Sander, in Lederjacke und Jeans, ging zu seiner Schwester hinter den Tresen und grinste in die Menge, während er sich die Jacke auszog
„Wer wollte was trinken?“
Woltz brach als erster das Schweigen und polterte:
„Zwei Doppelte auf den Schreck, du auch?“, fragte er seine Freundin, die den Kopf schüttelte.
„Ich auch, hallo Kai!“
„Tschuldigung, Sarah!“
„Wie ne dumme Meute waren wir...“
Sander goss Gläser nach, zapfte Bier. Sarah setzte sich auf den Hocker, trank Cola und seufzte.
Einige blieben an der Theke stehen, der Großteil war an die Tische zurückgekehrt.
„Was ist mit Charlie passiert?“, fragte Woltz.
Sander erzählte alles bis auf Genaros Verfolgung.
„Also, Genaro“, sagte Woltz bestimmt, „ist eiskalt.“
Sander sagte nichts dazu, fragte aber stattdessen:
„Weiß jemand etwas über Charlies Geschäfte? Ich meine die Fälschungen.“
Ein hagerer junger Mann, fast ausgemergelt, mit tief liegenden Augen antwortete:
„Da gibt es nicht viel zu erzählen. Fälschungen sind es nicht sondern Nachbildungen. Ich hab auch ein paar an Kromer verkauft.“
„Kromer?“ Sander blickte überrascht auf. Sofort stieg Ärger in ihm hoch, weil er sich nicht beherrscht hatte. Der junge Mann wurde sofort misstrauisch.
„Was ist? Das ist nicht illegal. Was soll mit Kromer sein? Der ist okay, Mann.“
„Wenn es nicht verboten ist, kein Problem“, meinte Sander ruhig. „ Hat Charlie auch an Kromer verkauft?“
„Bestimmt. Viel haben wir für die Bilder nicht bekommen, war ja nicht viel Arbeit drin. Aber ist besser als nichts. Genaro war vorher der King, aber Charlie konnte einfach zu gut malen. Der nahm Genaro viele gute Aufträge weg. Für Genaro ist das bestimmt übel gewesen.“
„Woher kommen die Aufträge?“
„Keine Ahnung. Kromer macht das. Er sagt, welches Bild gemalt werden soll.“
„Dann ist Kromer ein Galerist?“
„Ja, ohne Galerie. Er betretbt `ne Art Agentur, nur für Maler.“
„Und er lebt gut davon“, warf Woltz ein. „Wir können uns grad das Nötigste leisten.“
„Ohne ihn könnte ich mir nicht mal das leisten, du Arschloch!“ Der junge Mann zitterte, aber die Stimme war klar. Er schlang die Arme um sich und rannte aus der Kneipe.
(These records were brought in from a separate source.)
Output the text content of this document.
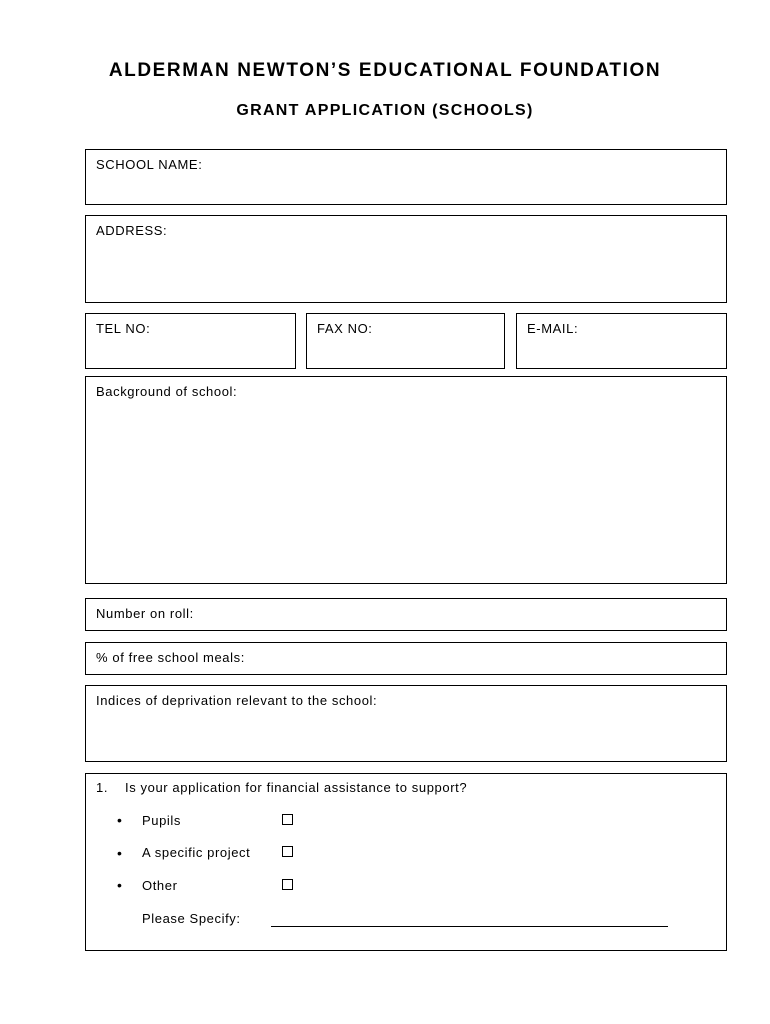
ALDERMAN NEWTON’S EDUCATIONAL FOUNDATION
GRANT APPLICATION (SCHOOLS)
SCHOOL NAME:
ADDRESS:
TEL NO:	FAX NO:	E-MAIL:
Background of school:
Number on roll:
% of free school meals:
Indices of deprivation relevant to the school:
1. Is your application for financial assistance to support?
• Pupils
• A specific project
• Other
Please Specify:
Woltz und Sander blickten sich kurz an.
„Was hat er denn?“, fragte Sander erstaunt.
„Die meisten, die für Kromer arbeiten, sind positiv. Der da,“ Woltz nickte zum Ausgang, „macht nicht mehr lange.“
„Kennst du Kromer näher?“, fragte der Kaufmann den Hünen.
Der schüttelte den Kopf.
„Kaum, aber er scheint in Ordnung zu sein. Hab bisher Gutes über ihn gehört. Jeder Agent nutzt seine Leute aus, der auch. Wollte ihm auch was anbieten, aber der verkauft nur Bilder. So jetzt lass uns auf Charlie anstoßen. Auf Charlie!“
Alle hoben die Gläser. Geschichten von Charlie wurden verlangt und Sander musste reden. Er kam erst spät ins Bett.